CIS CYBER SECURITY ADVISORIES
MS-ISAC CYBER SECURITY ADVISORY NUMBER:
Multiple Vulnerabilities in Novell GroupWise Could Allow Remote Code Execution
Multiple vulnerabilities have been discovered in Novell GroupWise that could allow for remote code execution. Novell GroupWise is a collaborative software product that includes: email, calendars, instant messaging and document management.
Successful exploitation could allow an attacker to gain the same privileges as the affected user. An attacker could then install programs; view, change, or delete data; or create new accounts. Unsuccessful exploitation attempts may result in a denial of service.
- GroupWise Client for Windows 8.0x up to and including 8.0.3 HP1
- GroupWise Client for Windows 2012 up to and including 2012.0 SP1
- Large and medium government entities: High
- Small government entities: High
- Large and medium business entities: High
- Small business entities: High
Home users: N/A
Multiple vulnerabilities have been discovered in GroupWise that can lead to remote code execution due to untrusted pointer dereference errors.
An ActiveX Control vulnerability in GroupWise Client for Windows can be exploited by enticing a target user to open a malicious file or visit a malicious page, a remote attacker could execute arbitrary code on vulnerable installations of Novell GroupWise.
A vulnerability in GroupWise Client for Windows due to multiple untrusted pointer dereference vulnerabilities could be exploited by a remote attacker to compromise a vulnerable system.
These vulnerabilities could be exploited via a specially crafted email or malicious website.

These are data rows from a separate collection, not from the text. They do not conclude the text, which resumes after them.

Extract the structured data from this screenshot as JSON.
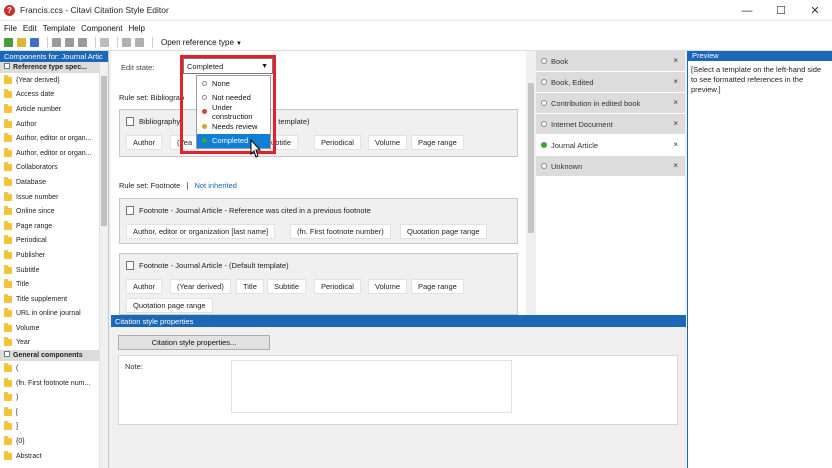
{
  "window": {
    "title": "Francis.ccs - Citavi Citation Style Editor",
    "app_icon": "?",
    "controls": [
      "—",
      "☐",
      "✕"
    ]
  },
  "menu": [
    "File",
    "Edit",
    "Template",
    "Component",
    "Help"
  ],
  "toolbar": {
    "open_reference_type": "Open reference type"
  },
  "left_panel": {
    "title": "Components for: Journal Artic",
    "group1": "Reference type spec...",
    "items": [
      "{Year derived}",
      "Access date",
      "Article number",
      "Author",
      "Author, editor or organ...",
      "Author, editor or organ...",
      "Collaborators",
      "Database",
      "Issue number",
      "Online since",
      "Page range",
      "Periodical",
      "Publisher",
      "Subtitle",
      "Title",
      "Title supplement",
      "URL in online journal",
      "Volume",
      "Year"
    ],
    "group2": "General components",
    "general_items": [
      "(",
      "(fn. First footnote num...",
      ")",
      "[",
      "]",
      "{0}",
      "Abstract"
    ]
  },
  "editor": {
    "edit_state_label": "Edit state:",
    "combo_value": "Completed",
    "dropdown_options": [
      {
        "label": "None",
        "color": "#ffffff"
      },
      {
        "label": "Not needed",
        "color": "#ffffff"
      },
      {
        "label": "Under construction",
        "color": "#d64141"
      },
      {
        "label": "Needs review",
        "color": "#e0a021"
      },
      {
        "label": "Completed",
        "color": "#3fa23f"
      }
    ],
    "rule_set_bib": "Rule set: Bibliograp",
    "bib_template_title": "Bibliography",
    "bib_template_title_end": "template)",
    "bib_chips": [
      "Author",
      "(Yea",
      "ubtitle",
      "Periodical",
      "Volume",
      "Page range"
    ],
    "rule_set_fn": "Rule set: Footnote",
    "rule_set_fn_sep": "|",
    "not_inherited": "Not inherited",
    "fn1_title": "Footnote - Journal Article - Reference was cited in a previous footnote",
    "fn1_chips": [
      "Author, editor or organization [last name]",
      "(fn. First footnote number)",
      "Quotation page range"
    ],
    "fn2_title": "Footnote - Journal Article - (Default template)",
    "fn2_chips": [
      "Author",
      "(Year derived)",
      "Title",
      "Subtitle",
      "Periodical",
      "Volume",
      "Page range"
    ],
    "fn2_chips_row2": [
      "Quotation page range"
    ]
  },
  "reference_types": [
    {
      "label": "Book",
      "active": false,
      "green": false
    },
    {
      "label": "Book, Edited",
      "active": false,
      "green": false
    },
    {
      "label": "Contribution in edited book",
      "active": false,
      "green": false
    },
    {
      "label": "Internet Document",
      "active": false,
      "green": false
    },
    {
      "label": "Journal Article",
      "active": true,
      "green": true
    },
    {
      "label": "Unknown",
      "active": false,
      "green": false
    }
  ],
  "close_glyph": "×",
  "preview": {
    "title": "Preview",
    "text": "[Select a template on the left-hand side to see formatted references in the preview.]"
  },
  "properties": {
    "title": "Citation style properties",
    "button": "Citation style properties...",
    "note_label": "Note:"
  }
}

In the email-based scenario, the user would have to open the specially crafted file as an email attachment. In the Web based scenario, a user would visit a website and then open the specially crafted file that is hosted on the page.
Successful exploitation could allow an attacker to gain the same privileges as the affected user that could allow an attacker to make critical system modifications. An attacker could then install programs; view, change, or delete data; or create new accounts. Unsuccessful exploitation attempts may result in a denial of service.
We recommend the following actions be taken:
- For GroupWise 8 users, apply GroupWise 8.0.3 Hot Patch 2 (or later) to vulnerable systems immediately after appropriate testing.
- For GroupWise 2012 users, apply GroupWise 2012 SP 1 Hot Patch 1 to vulnerable systems immediately after appropriate testing.
- Run all software as a non-privileged user (one without administrative privileges) to diminish the effects of a successful attack.
- Remind users not to visit un-trusted websites or follow links provided by unknown or un-trusted sources.
- Inform and educate users regarding the threats posed by attachments and hypertext links contained in emails especially from un-trusted sources.